If he wanted to exert himself, he might come up with some explanations for her behavior. But he’d already come up with the most obvious explanation: if he didn’t have D.J., Corinne didn’t want him.
He never would have guessed she’d turn out to be a
woman like the ones he’d been warned about, the sort who became attracted to men because they had children. The first few times they’d met, she’d seemed annoyed by the baby. It wasn’t until that weekend she’d come to Arlington uninvited, as if driven by some need to know Levi better—and D.J. She’d fallen for D.J. gradually, just as she’d fallen for Levi.
And now she’d fallen away. Without D.J., Levi no longer mattered to her.
He cursed again. His coffee was too hot and his five minutes were up—and he no longer trusted his judgment. He’d been so wrong about Corinne, so crazily, painfully wrong. And as a result, he was going to lose both her and D.J., just months after he’d lost his sister.
A weak man would be demolished by all that loss. Levi wasn’t sure how strong he could be. He supposed he was going to have the opportunity to find out.
*
“THIS WOMAN is—what? A father school teacher?”
“Daddy School,” Levi corrected Travis. They were in his car, D.J. strapped into his child seat behind them, traveling through Arlington to Jamie McCoy’s house.
Travis was worried about his parenting skills. “I’m twenty-five years old,” he’d told Levi while they sat in the air-conditioned kitchen drinking coffee while D.J. spun circles around them in his walker. “I’ve never changed a diaper in my life.”

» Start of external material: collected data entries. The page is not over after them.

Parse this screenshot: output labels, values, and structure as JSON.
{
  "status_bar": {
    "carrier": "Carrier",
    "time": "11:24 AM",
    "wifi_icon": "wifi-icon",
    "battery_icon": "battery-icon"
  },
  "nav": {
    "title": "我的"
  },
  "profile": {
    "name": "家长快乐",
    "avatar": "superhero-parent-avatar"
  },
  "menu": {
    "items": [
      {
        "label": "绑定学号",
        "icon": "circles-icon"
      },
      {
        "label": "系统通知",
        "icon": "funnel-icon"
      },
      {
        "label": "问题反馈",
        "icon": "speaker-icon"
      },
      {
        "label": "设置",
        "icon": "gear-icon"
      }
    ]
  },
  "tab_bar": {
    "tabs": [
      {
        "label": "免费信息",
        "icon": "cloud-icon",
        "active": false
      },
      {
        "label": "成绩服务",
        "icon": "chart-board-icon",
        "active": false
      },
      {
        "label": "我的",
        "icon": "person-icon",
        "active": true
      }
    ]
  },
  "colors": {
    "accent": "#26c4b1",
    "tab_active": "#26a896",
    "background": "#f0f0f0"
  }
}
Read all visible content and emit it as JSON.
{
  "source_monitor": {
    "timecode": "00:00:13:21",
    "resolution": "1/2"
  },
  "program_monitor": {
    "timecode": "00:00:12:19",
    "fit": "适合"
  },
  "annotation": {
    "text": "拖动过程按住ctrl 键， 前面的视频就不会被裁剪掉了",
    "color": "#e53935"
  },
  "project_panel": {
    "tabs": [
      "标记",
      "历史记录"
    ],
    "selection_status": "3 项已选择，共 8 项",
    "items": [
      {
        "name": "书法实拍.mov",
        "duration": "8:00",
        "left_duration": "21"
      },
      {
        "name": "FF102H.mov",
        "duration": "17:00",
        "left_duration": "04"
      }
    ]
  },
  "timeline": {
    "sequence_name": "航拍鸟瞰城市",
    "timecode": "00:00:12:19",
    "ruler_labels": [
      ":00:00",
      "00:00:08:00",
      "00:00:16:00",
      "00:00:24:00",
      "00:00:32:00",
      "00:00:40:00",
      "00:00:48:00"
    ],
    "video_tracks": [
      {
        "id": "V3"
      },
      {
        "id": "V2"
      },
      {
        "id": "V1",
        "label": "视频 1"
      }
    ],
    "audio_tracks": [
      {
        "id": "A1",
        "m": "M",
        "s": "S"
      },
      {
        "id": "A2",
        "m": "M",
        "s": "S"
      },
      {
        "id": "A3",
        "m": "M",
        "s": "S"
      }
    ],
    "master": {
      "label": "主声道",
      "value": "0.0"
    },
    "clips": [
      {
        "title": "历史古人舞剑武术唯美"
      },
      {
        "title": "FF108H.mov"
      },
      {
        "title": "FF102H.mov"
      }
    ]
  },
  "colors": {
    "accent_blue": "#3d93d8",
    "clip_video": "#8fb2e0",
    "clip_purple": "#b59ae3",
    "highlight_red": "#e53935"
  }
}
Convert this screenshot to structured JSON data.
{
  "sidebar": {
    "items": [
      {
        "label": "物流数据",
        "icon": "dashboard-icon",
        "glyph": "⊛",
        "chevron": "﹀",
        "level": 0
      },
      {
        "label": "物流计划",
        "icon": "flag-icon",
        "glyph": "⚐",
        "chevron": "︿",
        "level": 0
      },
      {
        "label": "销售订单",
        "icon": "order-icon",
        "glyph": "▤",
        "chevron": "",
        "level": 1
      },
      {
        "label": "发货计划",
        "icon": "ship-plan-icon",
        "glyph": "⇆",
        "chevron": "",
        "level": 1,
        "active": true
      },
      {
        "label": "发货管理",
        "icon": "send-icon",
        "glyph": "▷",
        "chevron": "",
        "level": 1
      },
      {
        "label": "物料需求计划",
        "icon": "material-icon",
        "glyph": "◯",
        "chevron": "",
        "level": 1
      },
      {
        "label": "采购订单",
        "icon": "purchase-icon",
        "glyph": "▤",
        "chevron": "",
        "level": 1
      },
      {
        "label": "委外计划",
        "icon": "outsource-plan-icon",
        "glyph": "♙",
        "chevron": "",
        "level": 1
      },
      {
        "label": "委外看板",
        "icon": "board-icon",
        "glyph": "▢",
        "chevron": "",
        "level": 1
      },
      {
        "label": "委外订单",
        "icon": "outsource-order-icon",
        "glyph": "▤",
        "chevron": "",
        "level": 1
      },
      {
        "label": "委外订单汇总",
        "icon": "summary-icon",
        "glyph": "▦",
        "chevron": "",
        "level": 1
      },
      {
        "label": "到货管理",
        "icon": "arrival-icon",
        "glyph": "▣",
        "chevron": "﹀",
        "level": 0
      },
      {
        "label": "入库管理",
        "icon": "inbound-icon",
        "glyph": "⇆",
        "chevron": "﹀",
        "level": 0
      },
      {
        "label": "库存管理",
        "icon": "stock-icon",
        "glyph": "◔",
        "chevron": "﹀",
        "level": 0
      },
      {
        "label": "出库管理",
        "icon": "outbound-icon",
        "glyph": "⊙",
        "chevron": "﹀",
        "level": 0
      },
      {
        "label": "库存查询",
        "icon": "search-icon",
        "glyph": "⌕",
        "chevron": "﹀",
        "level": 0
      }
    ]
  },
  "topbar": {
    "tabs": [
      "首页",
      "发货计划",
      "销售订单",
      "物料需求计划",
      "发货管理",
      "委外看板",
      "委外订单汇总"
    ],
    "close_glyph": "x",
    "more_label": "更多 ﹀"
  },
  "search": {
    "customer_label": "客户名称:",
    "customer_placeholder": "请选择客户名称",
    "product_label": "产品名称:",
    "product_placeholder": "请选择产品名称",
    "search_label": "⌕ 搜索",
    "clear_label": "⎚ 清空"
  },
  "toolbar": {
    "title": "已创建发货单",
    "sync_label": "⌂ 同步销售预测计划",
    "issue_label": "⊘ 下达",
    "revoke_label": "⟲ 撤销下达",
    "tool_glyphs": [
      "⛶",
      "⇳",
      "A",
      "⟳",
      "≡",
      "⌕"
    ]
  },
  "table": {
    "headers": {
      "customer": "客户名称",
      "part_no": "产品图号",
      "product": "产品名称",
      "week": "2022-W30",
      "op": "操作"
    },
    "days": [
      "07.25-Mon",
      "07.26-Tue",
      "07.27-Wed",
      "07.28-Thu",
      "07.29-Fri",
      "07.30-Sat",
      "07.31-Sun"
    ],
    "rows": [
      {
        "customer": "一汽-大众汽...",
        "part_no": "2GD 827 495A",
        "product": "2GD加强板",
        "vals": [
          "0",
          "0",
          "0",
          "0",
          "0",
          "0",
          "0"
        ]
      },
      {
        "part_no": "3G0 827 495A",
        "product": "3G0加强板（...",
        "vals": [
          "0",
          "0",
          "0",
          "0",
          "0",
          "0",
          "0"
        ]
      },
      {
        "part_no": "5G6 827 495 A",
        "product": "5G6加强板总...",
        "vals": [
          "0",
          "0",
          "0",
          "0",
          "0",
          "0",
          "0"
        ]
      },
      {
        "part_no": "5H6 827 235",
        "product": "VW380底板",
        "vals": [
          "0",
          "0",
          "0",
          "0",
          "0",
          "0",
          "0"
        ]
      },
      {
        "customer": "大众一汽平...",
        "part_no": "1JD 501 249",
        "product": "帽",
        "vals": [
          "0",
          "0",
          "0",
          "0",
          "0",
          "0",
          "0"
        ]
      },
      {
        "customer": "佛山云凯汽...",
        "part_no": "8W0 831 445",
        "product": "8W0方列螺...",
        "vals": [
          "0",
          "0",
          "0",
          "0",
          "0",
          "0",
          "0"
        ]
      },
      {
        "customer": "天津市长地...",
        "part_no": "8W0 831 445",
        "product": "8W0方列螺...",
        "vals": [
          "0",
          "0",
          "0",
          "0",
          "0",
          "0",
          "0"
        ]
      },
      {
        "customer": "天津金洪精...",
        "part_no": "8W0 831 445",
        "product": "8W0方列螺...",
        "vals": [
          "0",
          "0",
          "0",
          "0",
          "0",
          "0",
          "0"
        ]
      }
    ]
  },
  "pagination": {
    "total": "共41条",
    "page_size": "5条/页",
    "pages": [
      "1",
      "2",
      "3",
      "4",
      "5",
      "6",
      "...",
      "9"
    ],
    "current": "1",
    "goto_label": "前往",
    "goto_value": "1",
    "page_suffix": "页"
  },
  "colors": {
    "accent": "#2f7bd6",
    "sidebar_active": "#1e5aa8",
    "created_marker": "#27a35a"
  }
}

“Neither had I, before I got D.J.,” Levi had assured him. “Whatever you can’t figure out on your own you can read up on. Or you can take a class.”
“What kind of class?”
That was when Levi had gotten the idea of phoning Jamie McCoy and seeing if his wife, Allison, the brilliant Daddy School teacher who’d taught Levi so much, would be willing to meet Travis for a private tutorial. “We’re just hanging out today,” Jamie had informed him. “It’s too muggy to do anything. So come on over and we’ll all do nothing together.”